[NEWS IN FOCUS] LG Chem, SK Innovation throw final punches in battery brawl
If the two fail to reach an agreement before the U.S. International Trade Commission (ITC) announces its final ruling next month, SK Innovation may end up being forced to close a massive electric vehicle (EV) battery plant in Georgia in the United States before it ever actually begins mass production.
After starting an investigation on LG Chem’s request in May 2019, the ITC made an initial determination in favor of LG Chem in mid-February. The two companies have been engaging in talks for a settlement since then, but local media outlets have reported little progress saying they were unable to get close to agreement on the sum of money LG wanted SK to pay to stop the ITC procedure.
Neither company has spoken publicly on the progress of the settlement discussion, but it’s not hard to guess their relationship hasn’t improved much.
After months of silence, the fighting started again in early September. LG Chem reported to the U.S. ITC in late August that SK Innovation had erased critical evidence and sued LG on infringing patents that were LG's to start with.
This complaint regards a separate ITC suit SK Innovation filed in September 2019, claiming LG violated its No. 994 battery patent which contains the structure of pouch-type lithium-ion battery cells.
In a Sept. 4 statement, LG Chem claimed that same technology was already being used in A7 batteries first sold to carmaker Chrysler in 2013 — years before SK registered the patent in 2015.
“Forensics revealed that SK Innovation erased documents related to LG’s battery technology and patent No. 994, restored them, left copies and shared them with SK’s lawyer but did not submit them to the ITC,” LG said.
SK Innovation denied both claims and filed a complaint to the U.S. ITC on Sept. 11. According to the company’s Tuesday statement, released after the ITC complaint was made public, the documents LG claimed were erased were properly saved in its database and offered to the ITC. Patent No. 994 also contained different technology from what was used in LG’s A7 battery, it said.
“Thinking from common sense, it’s absurd that we would erase relevant documents for a patent infringement suit we filed,” SK said in the statement, slamming LG’s move as a strategy to impose a framework that would work against SK in ongoing suits.
At the moment, the future looks grim for SK Innovation, Korea’s third largest EV battery supplier. The U.S. ITC in April did announce it would “review the initial determination in its entirety.” While the decision to fully review is not common, the ITC has not reversed its initial determination in similar cases since 2010.
SK has already lost one civil suit against LG. On Aug. 27, the Seoul Central District Court dismissed SK’s request to halt ongoing suits regarding its larger rival and receive 1 billion won ($861,000) in damages. This was the first domestic legal ruling in the battle between the two.
But the worst-case scenario for SK Innovation is the loss in the main suit regarding the misappropriation of trade secrets. Halting exports of batteries, parts and production facilities could put a stop to two large-scale EV battery plants in Georgia, both under construction.
If completed as planned, they were to have a combined annual capacity of 20 gigawatt hours by 2023, equivalent to supplying 400,000 EVs. At the moment, LG Chem is the only company that runs an EV battery plant in the United States, located in Michigan.

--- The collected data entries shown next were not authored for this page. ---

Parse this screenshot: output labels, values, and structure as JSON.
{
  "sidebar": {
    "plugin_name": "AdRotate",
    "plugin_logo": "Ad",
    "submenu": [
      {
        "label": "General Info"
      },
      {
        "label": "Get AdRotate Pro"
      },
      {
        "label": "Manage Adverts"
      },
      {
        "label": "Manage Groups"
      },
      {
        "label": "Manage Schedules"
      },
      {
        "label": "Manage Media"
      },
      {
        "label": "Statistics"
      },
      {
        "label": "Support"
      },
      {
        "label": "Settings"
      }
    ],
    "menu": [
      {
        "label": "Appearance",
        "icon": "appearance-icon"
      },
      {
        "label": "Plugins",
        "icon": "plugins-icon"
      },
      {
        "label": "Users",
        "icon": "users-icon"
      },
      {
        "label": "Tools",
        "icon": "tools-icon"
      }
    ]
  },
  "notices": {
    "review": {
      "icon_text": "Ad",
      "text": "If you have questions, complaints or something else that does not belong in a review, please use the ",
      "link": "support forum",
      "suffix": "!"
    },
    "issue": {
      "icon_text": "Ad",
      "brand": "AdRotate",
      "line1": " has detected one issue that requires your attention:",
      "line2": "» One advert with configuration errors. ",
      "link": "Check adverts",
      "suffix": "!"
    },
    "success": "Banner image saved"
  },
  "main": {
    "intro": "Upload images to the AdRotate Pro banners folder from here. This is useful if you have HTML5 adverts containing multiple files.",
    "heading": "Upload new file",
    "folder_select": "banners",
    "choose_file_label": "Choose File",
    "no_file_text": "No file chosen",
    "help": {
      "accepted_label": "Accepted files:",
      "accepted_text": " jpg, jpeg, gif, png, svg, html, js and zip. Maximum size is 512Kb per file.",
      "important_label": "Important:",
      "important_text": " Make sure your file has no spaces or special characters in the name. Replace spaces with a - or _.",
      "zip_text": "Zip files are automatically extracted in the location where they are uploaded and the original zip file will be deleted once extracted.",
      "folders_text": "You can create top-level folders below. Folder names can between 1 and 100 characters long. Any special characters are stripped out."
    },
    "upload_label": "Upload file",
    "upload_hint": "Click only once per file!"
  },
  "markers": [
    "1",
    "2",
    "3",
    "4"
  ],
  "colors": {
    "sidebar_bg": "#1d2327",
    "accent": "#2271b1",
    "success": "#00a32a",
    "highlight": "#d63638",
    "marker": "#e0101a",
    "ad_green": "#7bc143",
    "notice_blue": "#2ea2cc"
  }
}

The problem is not solely SK Innovation’s — the company already has large contracts with Ford and Volkswagen, two of the largest U.S. carmakers that pledged to expand the number of EVs in their product portfolio.
SK’s struggles raise an issue for them as well because EV batteries are often developed in partnership with carmakers to optimize performance per model, not to mention that securing battery supply is already a struggle as demand climbs.
Both U.S. companies have offered a helping hand to SK, sending documents to the ITC this year warning of the supply crisis and the negative impact in employment the decision could incur. SK is hoping that the current administration will overrule the ITC’s determination out of concerns over employment in Georgia and neighboring regions, which are part of the industrial “Rust Belt.”
The U.S. ITC’s final determination is due on Oct. 5.